Clinical relevance Currently, one of the major obstacles in understanding the molecular mechanisms underlying the transition of prostate cancer growth from androgen dependency to hormone-refractory state is the lack of well-characterized androgen-regulated and tumorigenic human prostate cancer cell lines. We have established and characterized a new human prostate cancer cell line, CWR22Pc, derived from the primary CWR22 human prostate xenograft tumors. We demonstrate that the CWR22Pc cell line genetically originates from the primary CWR22 tumors. The growth of CWR22Pc cells is strictly regulated by androgens, and CWR22Pc cells express high levels of androgen receptor and prostate specific antigen.
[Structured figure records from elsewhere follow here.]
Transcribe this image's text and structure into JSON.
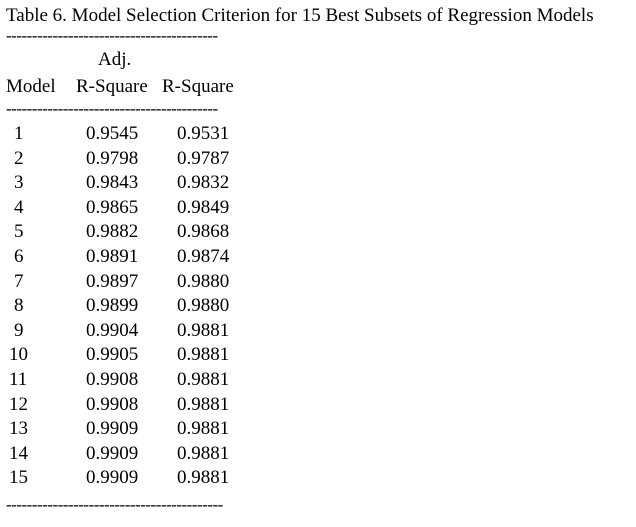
{
  "title": "Table 6. Model Selection Criterion for 15 Best Subsets of Regression Models",
  "rule": "-----------------------------------------",
  "rule_bottom": "------------------------------------------",
  "headers": {
    "adj": "Adj.",
    "model": "Model",
    "r_square_1": "R-Square",
    "r_square_2": "R-Square"
  },
  "rows": [
    {
      "model": "1",
      "c1": "0.9545",
      "c2": "0.9531"
    },
    {
      "model": "2",
      "c1": "0.9798",
      "c2": "0.9787"
    },
    {
      "model": "3",
      "c1": "0.9843",
      "c2": "0.9832"
    },
    {
      "model": "4",
      "c1": "0.9865",
      "c2": "0.9849"
    },
    {
      "model": "5",
      "c1": "0.9882",
      "c2": "0.9868"
    },
    {
      "model": "6",
      "c1": "0.9891",
      "c2": "0.9874"
    },
    {
      "model": "7",
      "c1": "0.9897",
      "c2": "0.9880"
    },
    {
      "model": "8",
      "c1": "0.9899",
      "c2": "0.9880"
    },
    {
      "model": "9",
      "c1": "0.9904",
      "c2": "0.9881"
    },
    {
      "model": "10",
      "c1": "0.9905",
      "c2": "0.9881"
    },
    {
      "model": "11",
      "c1": "0.9908",
      "c2": "0.9881"
    },
    {
      "model": "12",
      "c1": "0.9908",
      "c2": "0.9881"
    },
    {
      "model": "13",
      "c1": "0.9909",
      "c2": "0.9881"
    },
    {
      "model": "14",
      "c1": "0.9909",
      "c2": "0.9881"
    },
    {
      "model": "15",
      "c1": "0.9909",
      "c2": "0.9881"
    }
  ]
}
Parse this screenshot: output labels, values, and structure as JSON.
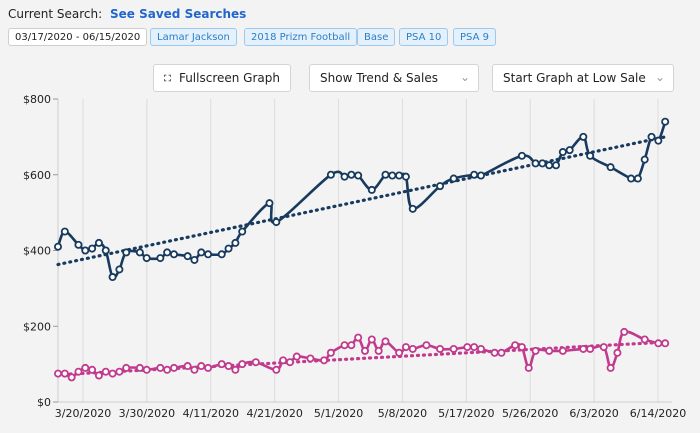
{
  "header": {
    "current_search_label": "Current Search:",
    "saved_searches_link": "See Saved Searches",
    "date_range": "03/17/2020 - 06/15/2020",
    "filters": [
      "Lamar Jackson",
      "2018 Prizm Football",
      "Base",
      "PSA 10",
      "PSA 9"
    ]
  },
  "controls": {
    "fullscreen_label": "Fullscreen Graph",
    "trend_select": "Show Trend & Sales",
    "start_select": "Start Graph at Low Sale"
  },
  "icons": {
    "fullscreen": "fullscreen-icon",
    "dropdown": "chevron-down-icon"
  },
  "colors": {
    "series_psa10": "#173a5e",
    "series_psa9": "#c13a8e"
  },
  "chart_data": {
    "type": "line",
    "x_ticks": [
      "3/20/2020",
      "3/30/2020",
      "4/11/2020",
      "4/21/2020",
      "5/1/2020",
      "5/8/2020",
      "5/17/2020",
      "5/26/2020",
      "6/3/2020",
      "6/14/2020"
    ],
    "y_ticks": [
      "$0",
      "$200",
      "$400",
      "$600",
      "$800"
    ],
    "ylim": [
      0,
      800
    ],
    "xlim": [
      "2020-03-17",
      "2020-06-15"
    ],
    "grid": "vertical",
    "series": [
      {
        "color": "#173a5e",
        "x": [
          "2020-03-17",
          "2020-03-18",
          "2020-03-20",
          "2020-03-21",
          "2020-03-22",
          "2020-03-23",
          "2020-03-24",
          "2020-03-25",
          "2020-03-26",
          "2020-03-27",
          "2020-03-29",
          "2020-03-30",
          "2020-04-01",
          "2020-04-02",
          "2020-04-03",
          "2020-04-05",
          "2020-04-06",
          "2020-04-07",
          "2020-04-08",
          "2020-04-10",
          "2020-04-11",
          "2020-04-12",
          "2020-04-13",
          "2020-04-17",
          "2020-04-18",
          "2020-04-26",
          "2020-04-28",
          "2020-04-29",
          "2020-04-30",
          "2020-05-02",
          "2020-05-04",
          "2020-05-05",
          "2020-05-06",
          "2020-05-07",
          "2020-05-08",
          "2020-05-12",
          "2020-05-14",
          "2020-05-17",
          "2020-05-18",
          "2020-05-24",
          "2020-05-26",
          "2020-05-27",
          "2020-05-28",
          "2020-05-29",
          "2020-05-30",
          "2020-05-31",
          "2020-06-02",
          "2020-06-03",
          "2020-06-06",
          "2020-06-09",
          "2020-06-10",
          "2020-06-11",
          "2020-06-12",
          "2020-06-13",
          "2020-06-14"
        ],
        "y": [
          410,
          450,
          415,
          400,
          405,
          420,
          400,
          330,
          350,
          395,
          395,
          380,
          380,
          395,
          390,
          385,
          375,
          395,
          390,
          390,
          405,
          420,
          450,
          525,
          475,
          600,
          595,
          600,
          598,
          560,
          600,
          598,
          598,
          595,
          510,
          570,
          590,
          600,
          598,
          650,
          630,
          630,
          625,
          625,
          660,
          665,
          700,
          650,
          620,
          590,
          590,
          640,
          700,
          690,
          740
        ]
      },
      {
        "color": "#c13a8e",
        "x": [
          "2020-03-17",
          "2020-03-18",
          "2020-03-19",
          "2020-03-20",
          "2020-03-21",
          "2020-03-22",
          "2020-03-23",
          "2020-03-24",
          "2020-03-25",
          "2020-03-26",
          "2020-03-27",
          "2020-03-29",
          "2020-03-30",
          "2020-04-01",
          "2020-04-02",
          "2020-04-03",
          "2020-04-05",
          "2020-04-06",
          "2020-04-07",
          "2020-04-08",
          "2020-04-10",
          "2020-04-11",
          "2020-04-12",
          "2020-04-13",
          "2020-04-15",
          "2020-04-18",
          "2020-04-19",
          "2020-04-20",
          "2020-04-21",
          "2020-04-23",
          "2020-04-25",
          "2020-04-26",
          "2020-04-28",
          "2020-04-29",
          "2020-04-30",
          "2020-05-01",
          "2020-05-02",
          "2020-05-03",
          "2020-05-04",
          "2020-05-06",
          "2020-05-07",
          "2020-05-08",
          "2020-05-10",
          "2020-05-12",
          "2020-05-14",
          "2020-05-16",
          "2020-05-17",
          "2020-05-18",
          "2020-05-20",
          "2020-05-21",
          "2020-05-23",
          "2020-05-24",
          "2020-05-25",
          "2020-05-26",
          "2020-05-28",
          "2020-05-30",
          "2020-06-02",
          "2020-06-03",
          "2020-06-05",
          "2020-06-06",
          "2020-06-07",
          "2020-06-08",
          "2020-06-11",
          "2020-06-13",
          "2020-06-14"
        ],
        "y": [
          75,
          75,
          65,
          80,
          90,
          85,
          70,
          80,
          75,
          80,
          90,
          90,
          85,
          90,
          85,
          90,
          95,
          85,
          95,
          90,
          100,
          95,
          85,
          100,
          105,
          85,
          110,
          105,
          120,
          115,
          110,
          130,
          150,
          150,
          170,
          135,
          165,
          135,
          160,
          130,
          145,
          140,
          150,
          140,
          140,
          145,
          145,
          140,
          130,
          130,
          150,
          145,
          90,
          135,
          135,
          135,
          140,
          140,
          145,
          90,
          130,
          185,
          165,
          155,
          155
        ]
      },
      {
        "color": "#173a5e",
        "style": "dotted",
        "x": [
          "2020-03-17",
          "2020-06-14"
        ],
        "y": [
          363,
          700
        ]
      },
      {
        "color": "#c13a8e",
        "style": "dotted",
        "x": [
          "2020-03-17",
          "2020-06-14"
        ],
        "y": [
          72,
          158
        ]
      }
    ]
  }
}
Importantly, when androgens were withdrawn from the established CWR22Pc tumors grown in nude mice, the tumors initially shrank but re-grew back as androgen-independent tumors. The androgen-regulated CWR22Pc cell line provides a new much-needed experimental model system for studies on androgen-regulated growth of prostate cancer cells and for research on genetic changes and kinase signaling pathways involved in growth promotion and dedifferentiation of androgen-deprived prostate cancer cells. Furthermore, CWR22Pc cells provide a model system for studies on the regulation of transcriptional activity of mutated H874YAR in a prostate cancer cell context. Since CWR22Pc cells produce prostate specific antigen (PSA) in an androgen-regulated manner, and the serum PSA levels correlate with the CWR22Pc xenograft tumor volumes in mice, CWR22Pc cells/ nude mouse tumor system will provide a valuable model for development of new diagnostics and therapeutics for prostate cancer.